Divergences in the sense of QFT

1. Nov 13, 2008

mhill

if we consider the propagators and other Fourier integrals in the sense of 'distribution' then are all the divergences that appear in QFT (quantum field theory) due to the divergent quantities

$$\delta ^{k} (0)$$

that is my idea, all the divergences appear because in the commutation relations

$$[\Psi (x) , \Psi (y) ] = \delta (x-y)$$

appear the dirac delta function an its derivatives, or in the mathematical sense all the divergencies are proportional to the 'value'

$$\delta ^{k} (0)$$ , here 'k' means the k-th derivative of the delta function

2. Nov 13, 2008

schieghoven

Derivatives of the delta function are defined according to rules similar to integrating by parts, for example
$$\int f(x) \delta'(x-x_0) dx = - \int f'(x) \delta(x-x_0) dx = -f'(x_0)$$​
and higher derivatives accordingly.
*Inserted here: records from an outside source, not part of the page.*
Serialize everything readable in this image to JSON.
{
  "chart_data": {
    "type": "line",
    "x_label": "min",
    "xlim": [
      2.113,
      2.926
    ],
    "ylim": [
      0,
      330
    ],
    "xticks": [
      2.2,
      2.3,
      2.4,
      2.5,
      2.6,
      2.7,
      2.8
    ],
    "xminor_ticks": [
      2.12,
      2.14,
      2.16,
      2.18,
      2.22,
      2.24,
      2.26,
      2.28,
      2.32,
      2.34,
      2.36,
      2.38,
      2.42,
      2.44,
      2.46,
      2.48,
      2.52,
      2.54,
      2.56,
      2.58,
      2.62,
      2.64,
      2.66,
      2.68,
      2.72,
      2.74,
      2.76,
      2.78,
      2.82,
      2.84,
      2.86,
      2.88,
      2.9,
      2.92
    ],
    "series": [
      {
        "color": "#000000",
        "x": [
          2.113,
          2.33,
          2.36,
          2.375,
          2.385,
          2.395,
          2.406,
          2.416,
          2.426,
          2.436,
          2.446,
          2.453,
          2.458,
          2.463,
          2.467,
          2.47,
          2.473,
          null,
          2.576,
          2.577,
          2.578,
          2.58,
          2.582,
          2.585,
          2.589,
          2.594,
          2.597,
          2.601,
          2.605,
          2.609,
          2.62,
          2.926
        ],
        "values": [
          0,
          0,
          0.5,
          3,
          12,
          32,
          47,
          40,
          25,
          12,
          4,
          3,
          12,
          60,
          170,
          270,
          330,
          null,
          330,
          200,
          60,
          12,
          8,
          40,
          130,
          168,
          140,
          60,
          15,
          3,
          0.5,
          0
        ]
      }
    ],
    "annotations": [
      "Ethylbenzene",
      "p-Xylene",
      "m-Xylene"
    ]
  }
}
There's no inconsistency and I don't think that these are the cause of any of the (UV- or IR-) divergences of QED. One problem with distributions is that in general there is no consistent way to multiply them, which is kind of what we try to do (I think) in some of the loop diagrams -- maybe this has something to do with it.

Dave

3. Nov 13, 2008

DarMM

Indeed, multiplying distributions is essentially the cause of all divergences in the path integral approach. See the text by Glimm and Jaffe, "Quantum Physics, A Functional Integral point of view."